On appeal to the Supreme Court, a majority held that the injunction should be lifted. But the Court did not find that travel injunctions were wrong; on the contrary, the Supreme Court only held that the uncontested evidence that the pregnancy if continued constituted a real and substantial suicide risk for the school-girl made it lawful to terminate the pregnancy – whether in England or, horror of horrors, in Ireland.
The Pro-Life movement was outraged. They immediately demanded that suicide be excluded as a ground for termination in Ireland, saying the people had never voted for that. Their supporters spread the rumour widely that the whole case had been contrived.
The liberal majority too had had enough. They demanded that the Constitution be amended to stop any more travel injunctions and to stop SPUC injunctions on providing information in Ireland concerning the availability of abortion in England.

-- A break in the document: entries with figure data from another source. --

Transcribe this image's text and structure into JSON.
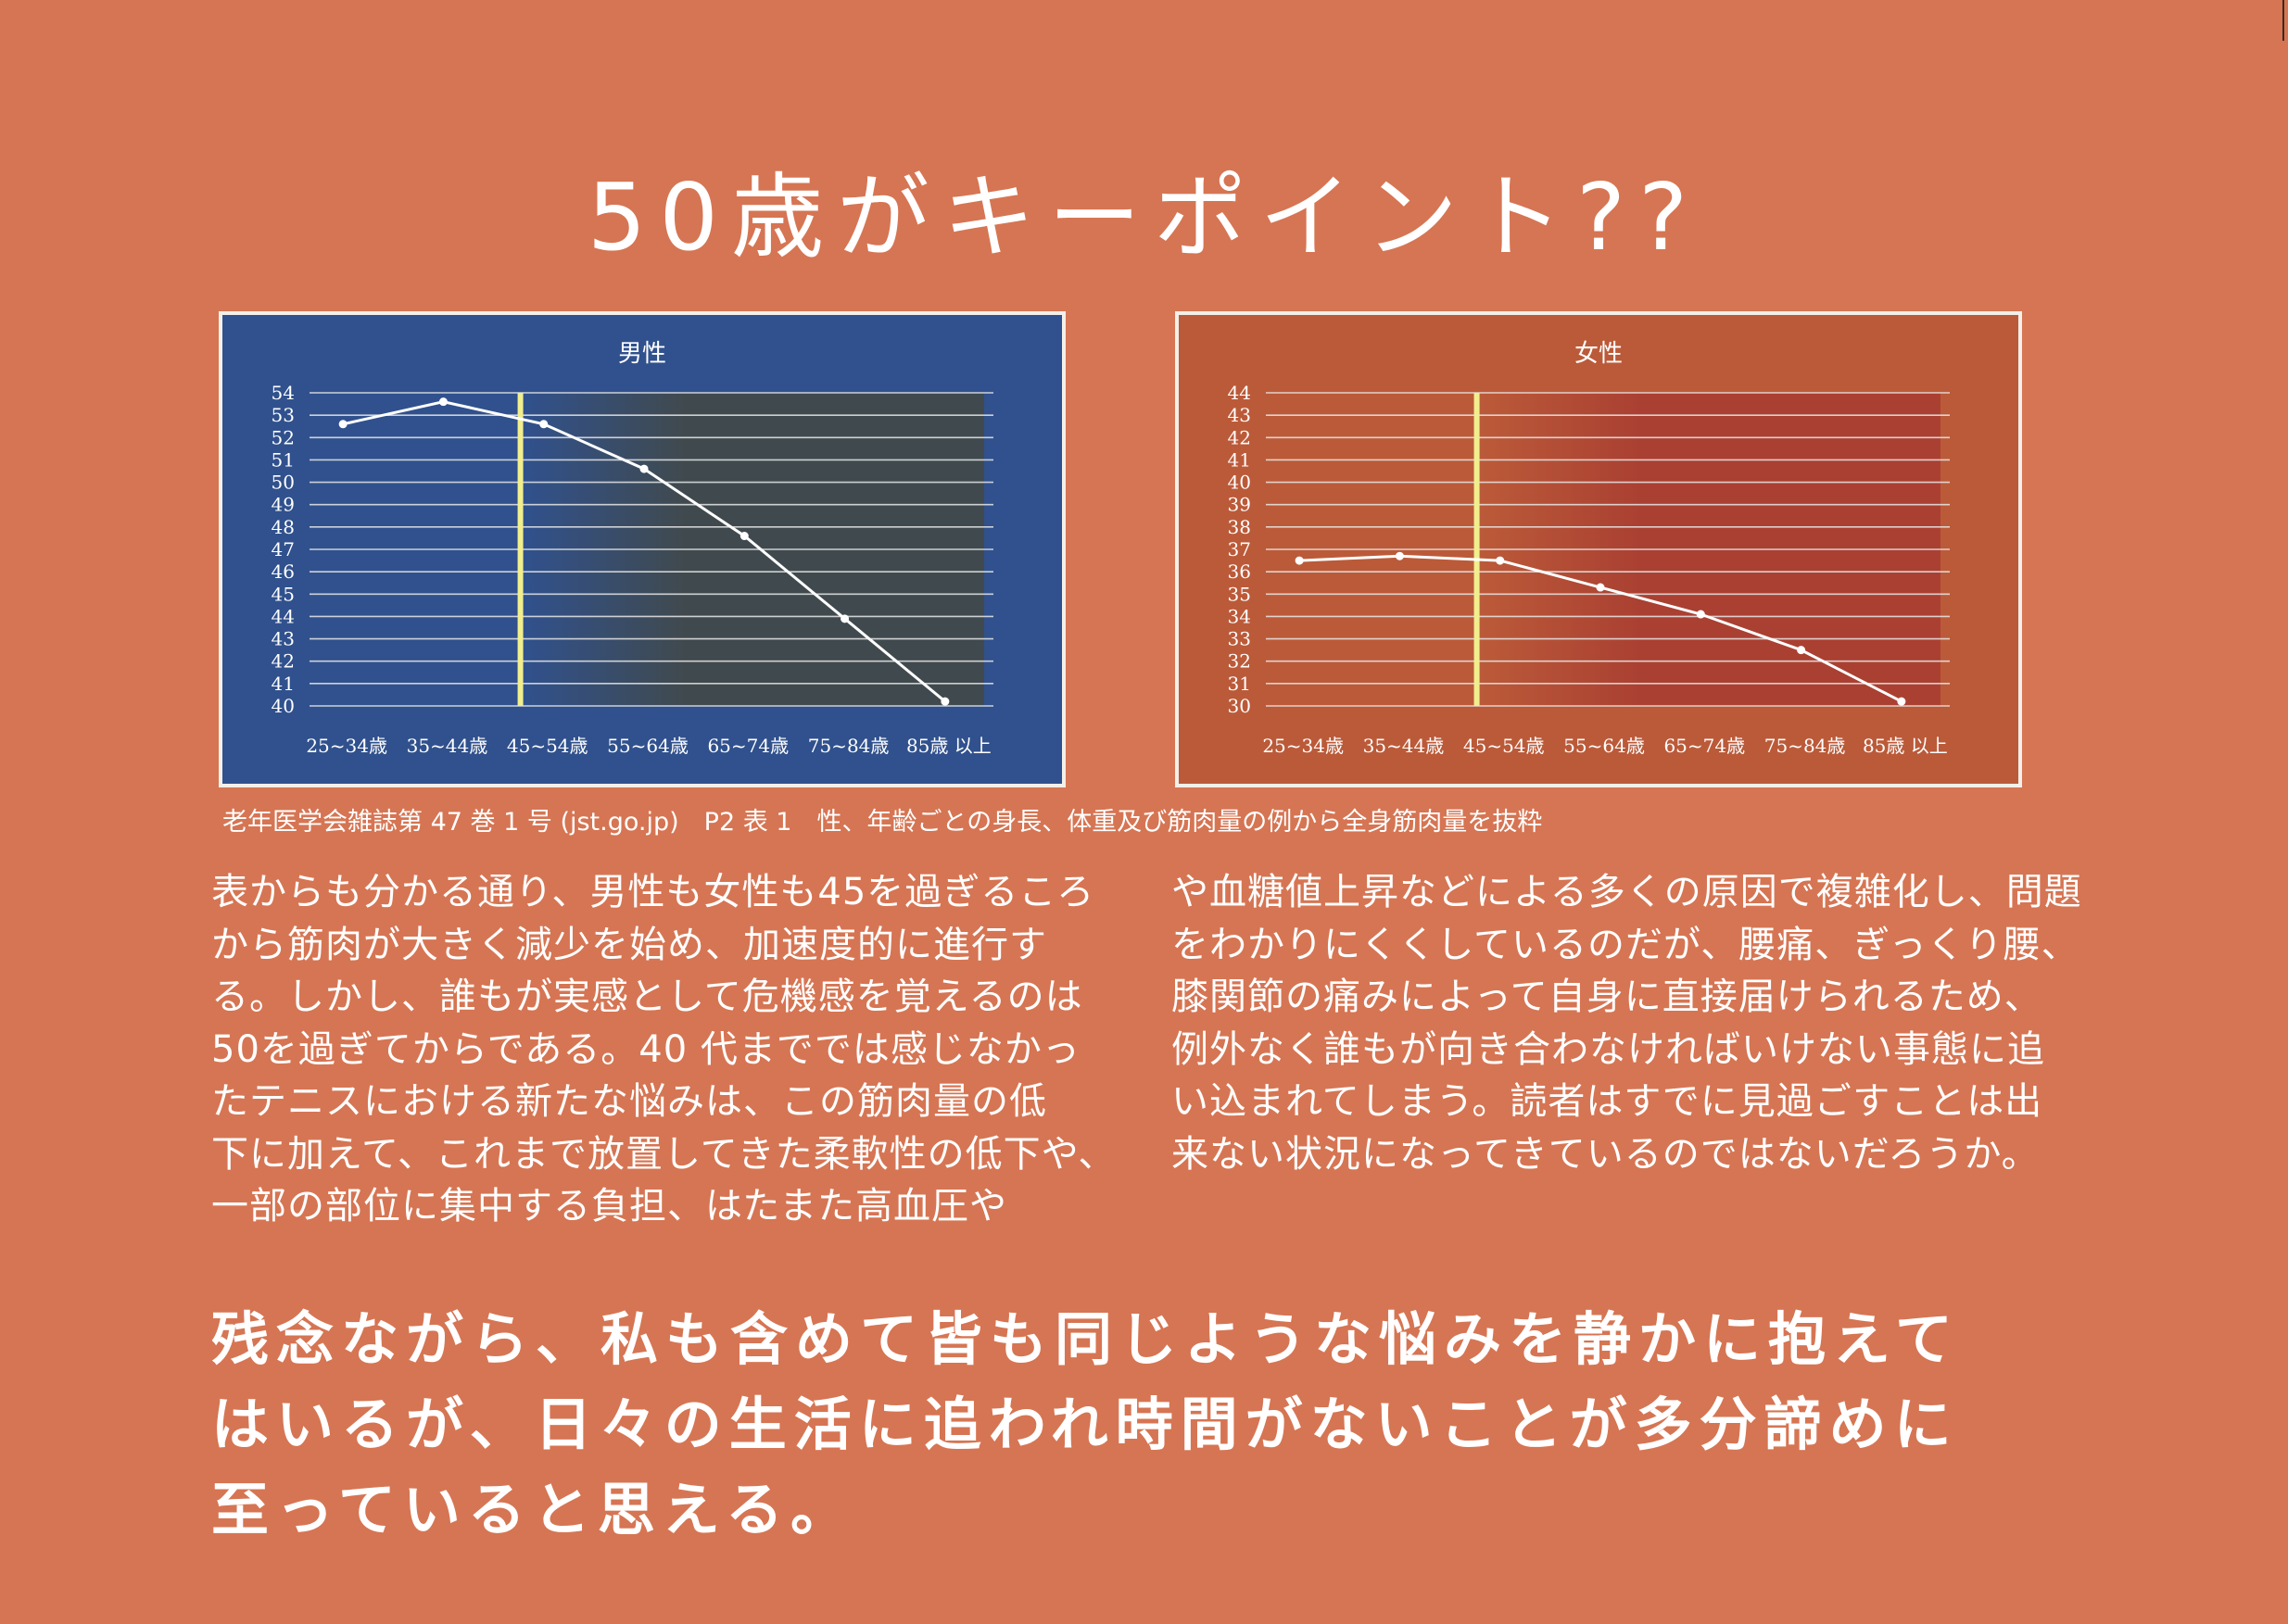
{
  "page": {
    "title": "50歳がキーポイント??",
    "caption": "老年医学会雑誌第 47 巻 1 号 (jst.go.jp)　P2 表 1　性、年齢ごとの身長、体重及び筋肉量の例から全身筋肉量を抜粋",
    "body_left": [
      "表からも分かる通り、男性も女性も45を過ぎるころ",
      "から筋肉が大きく減少を始め、加速度的に進行す",
      "る。しかし、誰もが実感として危機感を覚えるのは",
      "50を過ぎてからである。40 代まででは感じなかっ",
      "たテニスにおける新たな悩みは、この筋肉量の低",
      "下に加えて、これまで放置してきた柔軟性の低下や、",
      "一部の部位に集中する負担、はたまた高血圧や"
    ],
    "body_right": [
      "や血糖値上昇などによる多くの原因で複雑化し、問題",
      "をわかりにくくしているのだが、腰痛、ぎっくり腰、",
      "膝関節の痛みによって自身に直接届けられるため、",
      "例外なく誰もが向き合わなければいけない事態に追",
      "い込まれてしまう。読者はすでに見過ごすことは出",
      "来ない状況になってきているのではないだろうか。"
    ],
    "closing": [
      "残念ながら、私も含めて皆も同じような悩みを静かに抱えて",
      "はいるが、日々の生活に追われ時間がないことが多分諦めに",
      "至っていると思える。"
    ],
    "colors": {
      "page_background": "#d67553",
      "male_background": "#30518d",
      "female_background": "#bb5a39",
      "marker": "#f1ef8d",
      "text": "#ffffff"
    }
  },
  "chart_data": [
    {
      "type": "line",
      "title": "男性",
      "categories": [
        "25~34歳",
        "35~44歳",
        "45~54歳",
        "55~64歳",
        "65~74歳",
        "75~84歳",
        "85歳 以上"
      ],
      "values": [
        52.6,
        53.6,
        52.6,
        50.6,
        47.6,
        43.9,
        40.2
      ],
      "ylim": [
        40,
        54
      ],
      "yticks": [
        "40",
        "41",
        "42",
        "43",
        "44",
        "45",
        "46",
        "47",
        "48",
        "49",
        "50",
        "51",
        "52",
        "53",
        "54"
      ],
      "marker_category": "45~54歳",
      "grid": true,
      "background": "#30518d",
      "shade_color": "#404a4e"
    },
    {
      "type": "line",
      "title": "女性",
      "categories": [
        "25~34歳",
        "35~44歳",
        "45~54歳",
        "55~64歳",
        "65~74歳",
        "75~84歳",
        "85歳 以上"
      ],
      "values": [
        36.5,
        36.7,
        36.5,
        35.3,
        34.1,
        32.5,
        30.2
      ],
      "ylim": [
        30,
        44
      ],
      "yticks": [
        "30",
        "31",
        "32",
        "33",
        "34",
        "35",
        "36",
        "37",
        "38",
        "39",
        "40",
        "41",
        "42",
        "43",
        "44"
      ],
      "marker_category": "45~54歳",
      "grid": true,
      "background": "#bb5a39",
      "shade_color": "#aa4032"
    }
  ]
}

Albert Reynolds responded to the public disquiet with three separate proposals for constitutional change – the 12th, 13th and 14th Amendment Bills. The people rejected the 12th Amendment bill disallowing suicide as a ground. They approved the 13th Amendment bill prohibiting travel injunctions for pregnant girls and women. And they approved the 14th Amendment bill allowing for the provision of abortion information subject to legislation.
This outcome meant that the legislature should make provision for suicide as a ground for abortion in Ireland. But the “never to be trusted” legislators (including myself) never did so; it took the death of Savita Hallapanaver for the highly restrictive 2013 Protection of Life In Pregnancy Act to be passed. Bertie Ahern had in the meantime committed to revisiting the suicide issue but his proposals were rejected in 2002 by a combination of liberal voters and hard-line pro-life voters.

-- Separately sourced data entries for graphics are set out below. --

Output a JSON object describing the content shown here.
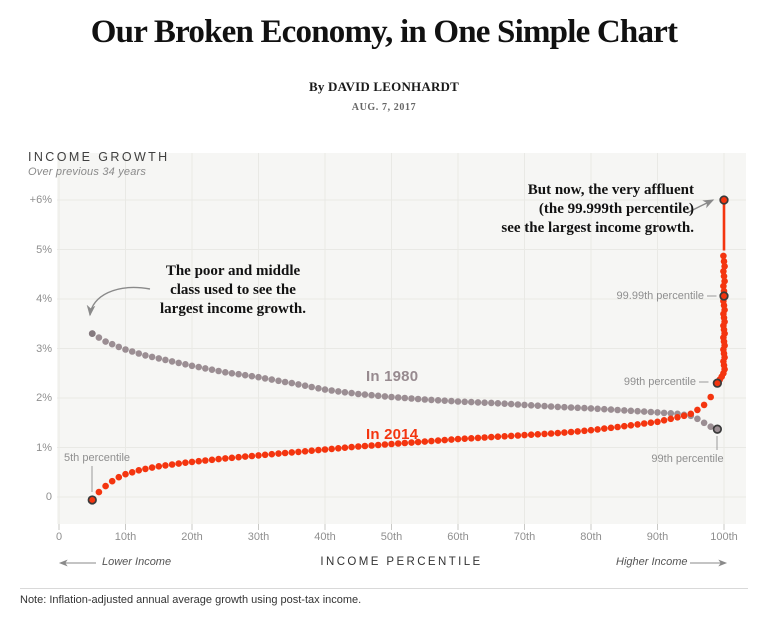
{
  "header": {
    "title": "Our Broken Economy, in One Simple Chart",
    "byline": "By DAVID LEONHARDT",
    "date": "AUG. 7, 2017"
  },
  "axis": {
    "y_title": "INCOME GROWTH",
    "y_subtitle": "Over previous 34 years",
    "x_title": "INCOME PERCENTILE",
    "x_left": "Lower Income",
    "x_right": "Higher Income"
  },
  "annotations": {
    "past": "The poor and middle\nclass used to see the\nlargest income growth.",
    "now": "But now, the very affluent\n(the 99.999th percentile)\nsee the largest income growth."
  },
  "series_labels": {
    "s1980": "In 1980",
    "s2014": "In 2014"
  },
  "callouts": {
    "p5": "5th percentile",
    "p9999": "99.99th percentile",
    "p99_red": "99th percentile",
    "p99_gray": "99th percentile"
  },
  "note": "Note: Inflation-adjusted annual average growth using post-tax income.",
  "colors": {
    "red": "#f4350f",
    "gray": "#9b8e93",
    "gray_start": "#857a7f",
    "highlight_ring": "#3a3a3a",
    "plot_bg": "#f6f6f4",
    "gridline": "#e9e9e5",
    "tick": "#c9c9c6",
    "leader": "#9a9a9a",
    "arrow": "#8a8a8a"
  },
  "chart_data": {
    "type": "scatter",
    "title": "Our Broken Economy, in One Simple Chart",
    "xlabel": "Income percentile",
    "ylabel": "Income growth over previous 34 years (%)",
    "x_tick_labels": [
      "0",
      "10th",
      "20th",
      "30th",
      "40th",
      "50th",
      "60th",
      "70th",
      "80th",
      "90th",
      "100th"
    ],
    "x_tick_percentiles": [
      0,
      10,
      20,
      30,
      40,
      50,
      60,
      70,
      80,
      90,
      100
    ],
    "y_tick_labels": [
      "0",
      "1%",
      "2%",
      "3%",
      "4%",
      "5%",
      "+6%"
    ],
    "y_tick_values": [
      0,
      1,
      2,
      3,
      4,
      5,
      6
    ],
    "grid": true,
    "legend_position": "inline-labels",
    "dot_interval": 1,
    "series": [
      {
        "name": "In 1980",
        "color_key": "gray",
        "range": [
          5,
          99
        ],
        "control_points": [
          [
            5,
            3.3
          ],
          [
            7,
            3.14
          ],
          [
            10,
            2.98
          ],
          [
            13,
            2.86
          ],
          [
            15,
            2.8
          ],
          [
            20,
            2.65
          ],
          [
            25,
            2.52
          ],
          [
            30,
            2.42
          ],
          [
            35,
            2.3
          ],
          [
            40,
            2.17
          ],
          [
            45,
            2.08
          ],
          [
            50,
            2.02
          ],
          [
            55,
            1.97
          ],
          [
            60,
            1.93
          ],
          [
            65,
            1.9
          ],
          [
            70,
            1.86
          ],
          [
            75,
            1.82
          ],
          [
            80,
            1.79
          ],
          [
            85,
            1.75
          ],
          [
            90,
            1.71
          ],
          [
            93,
            1.68
          ],
          [
            95,
            1.64
          ],
          [
            96,
            1.58
          ],
          [
            97,
            1.5
          ],
          [
            98,
            1.42
          ],
          [
            99,
            1.37
          ]
        ]
      },
      {
        "name": "In 2014",
        "color_key": "red",
        "range": [
          5,
          99
        ],
        "control_points": [
          [
            5,
            -0.06
          ],
          [
            6,
            0.1
          ],
          [
            7,
            0.22
          ],
          [
            8,
            0.32
          ],
          [
            9,
            0.4
          ],
          [
            10,
            0.46
          ],
          [
            12,
            0.54
          ],
          [
            15,
            0.62
          ],
          [
            20,
            0.71
          ],
          [
            25,
            0.78
          ],
          [
            30,
            0.84
          ],
          [
            35,
            0.9
          ],
          [
            40,
            0.96
          ],
          [
            45,
            1.02
          ],
          [
            50,
            1.07
          ],
          [
            55,
            1.12
          ],
          [
            60,
            1.17
          ],
          [
            65,
            1.21
          ],
          [
            70,
            1.25
          ],
          [
            75,
            1.29
          ],
          [
            80,
            1.35
          ],
          [
            85,
            1.43
          ],
          [
            90,
            1.52
          ],
          [
            92,
            1.58
          ],
          [
            94,
            1.64
          ],
          [
            95,
            1.68
          ],
          [
            96,
            1.76
          ],
          [
            97,
            1.86
          ],
          [
            98,
            2.02
          ],
          [
            99,
            2.3
          ]
        ],
        "tail": [
          [
            99.35,
            2.37
          ],
          [
            99.65,
            2.43
          ]
        ],
        "spike_percentile": 100,
        "spike_values": [
          2.5,
          2.58,
          2.66,
          2.74,
          2.82,
          2.9,
          2.98,
          3.06,
          3.14,
          3.22,
          3.3,
          3.38,
          3.46,
          3.54,
          3.62,
          3.7,
          3.78,
          3.87,
          3.96,
          4.06,
          4.16,
          4.26,
          4.36,
          4.46,
          4.56,
          4.66,
          4.76,
          4.87
        ],
        "spike_line_values": [
          4.98,
          5.93
        ],
        "peak": [
          100,
          6.0
        ]
      }
    ],
    "highlighted_points": [
      {
        "series": "In 2014",
        "x": 5,
        "y": -0.06,
        "label": "5th percentile"
      },
      {
        "series": "In 2014",
        "x": 99,
        "y": 2.3,
        "label": "99th percentile"
      },
      {
        "series": "In 2014",
        "x": 100,
        "y": 4.06,
        "label": "99.99th percentile"
      },
      {
        "series": "In 2014",
        "x": 100,
        "y": 6.0,
        "label": "99.999th percentile"
      },
      {
        "series": "In 1980",
        "x": 99,
        "y": 1.37,
        "label": "99th percentile"
      }
    ]
  }
}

Friday’s vote shows that Ireland has changed.
The people, or a majority of them, have moved on from the Ireland of the 1980s in which the Catholic social conservatives still live – and would wish to have us all still live.

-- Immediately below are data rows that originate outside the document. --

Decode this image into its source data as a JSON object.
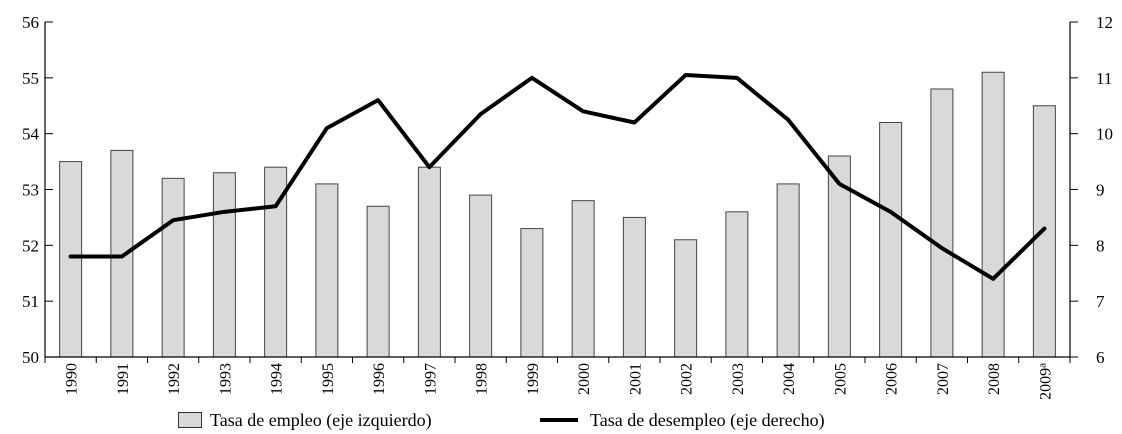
{
  "chart_data": {
    "type": "bar+line",
    "categories": [
      "1990",
      "1991",
      "1992",
      "1993",
      "1994",
      "1995",
      "1996",
      "1997",
      "1998",
      "1999",
      "2000",
      "2001",
      "2002",
      "2003",
      "2004",
      "2005",
      "2006",
      "2007",
      "2008",
      "2009"
    ],
    "category_superscripts": {
      "2009": "a"
    },
    "series": [
      {
        "name": "Tasa de empleo (eje izquierdo)",
        "type": "bar",
        "axis": "left",
        "color": "#d9d9d9",
        "values": [
          53.5,
          53.7,
          53.2,
          53.3,
          53.4,
          53.1,
          52.7,
          53.4,
          52.9,
          52.3,
          52.8,
          52.5,
          52.1,
          52.6,
          53.1,
          53.6,
          54.2,
          54.8,
          55.1,
          54.5
        ]
      },
      {
        "name": "Tasa de desempleo (eje derecho)",
        "type": "line",
        "axis": "right",
        "color": "#000000",
        "values": [
          7.8,
          7.8,
          8.45,
          8.6,
          8.7,
          10.1,
          10.6,
          9.4,
          10.35,
          11.0,
          10.4,
          10.2,
          11.05,
          11.0,
          10.25,
          9.1,
          8.6,
          7.95,
          7.4,
          8.3
        ]
      }
    ],
    "y_left": {
      "min": 50,
      "max": 56,
      "ticks": [
        50,
        51,
        52,
        53,
        54,
        55,
        56
      ]
    },
    "y_right": {
      "min": 6,
      "max": 12,
      "ticks": [
        6,
        7,
        8,
        9,
        10,
        11,
        12
      ]
    },
    "grid": false,
    "legend_position": "bottom"
  }
}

A large amount of this arises from the institutional and theological obsessions of the Catholic Church with sexuality, purity, celibacy, and subordination of women.
From the 1930s encyclical Casti Conubii which equated family planning to the “sin of Onan” and proclaimed the husband to be the naturally ordained head of the family, to Humane Vitae in 1968, the Catholic church has been on a self-destructive theological journey over a cliff. Ironically, John Paul II was one of the principle advocates of Humanae Vitae.
The clerical hardliners have left many, many people who aspire to be Christian behind them.
The cost to the institutional church and its standing has been enormous. Its influence on Irish society has collapsed. The signs were on it with the Marriage Equality referendum result. While social attitudes vary geographically and by age cohort, modern Ireland has moved on.
In terms of politics, things are changing too. While the pro-life campaigners insisted politicians are not to be trusted, they must now realise that the contrary is the case.
The people, their elected politicians, and their duly appointed judges are to be trusted. Women are to be trusted.
Maybe some people should now ask themselves whether their own atavistic attitudes and dogmas are to be trusted.
The 8th Amendment was meant to be the ultimate bastion of moral conservatism. But its wording was so extreme as to carry with it the seed of its own destruction.
Referendums are the occasion for a simple binary choice. By making their beliefs and values subject to a simple binary judgment, the well -meaning and the zealots have repeated their mistake of 1983.
Things are not always black and white. Relativism may be a dirty word in some theological circles but it is the coinage of politics and the antidote to absolutism.
Now I and the other legislators must use our skills to enact workable and compassionate laws. We have been entrusted with that task by the Irish people. We will not rush into laws that are ahead of the centre of political gravity.
But we have no reason to be afraid of doing what we feel to be right and just according to our own judgments now; we should reclaim that right and that duty from the long shadow of harmful absolutism in which it languished for thirty years.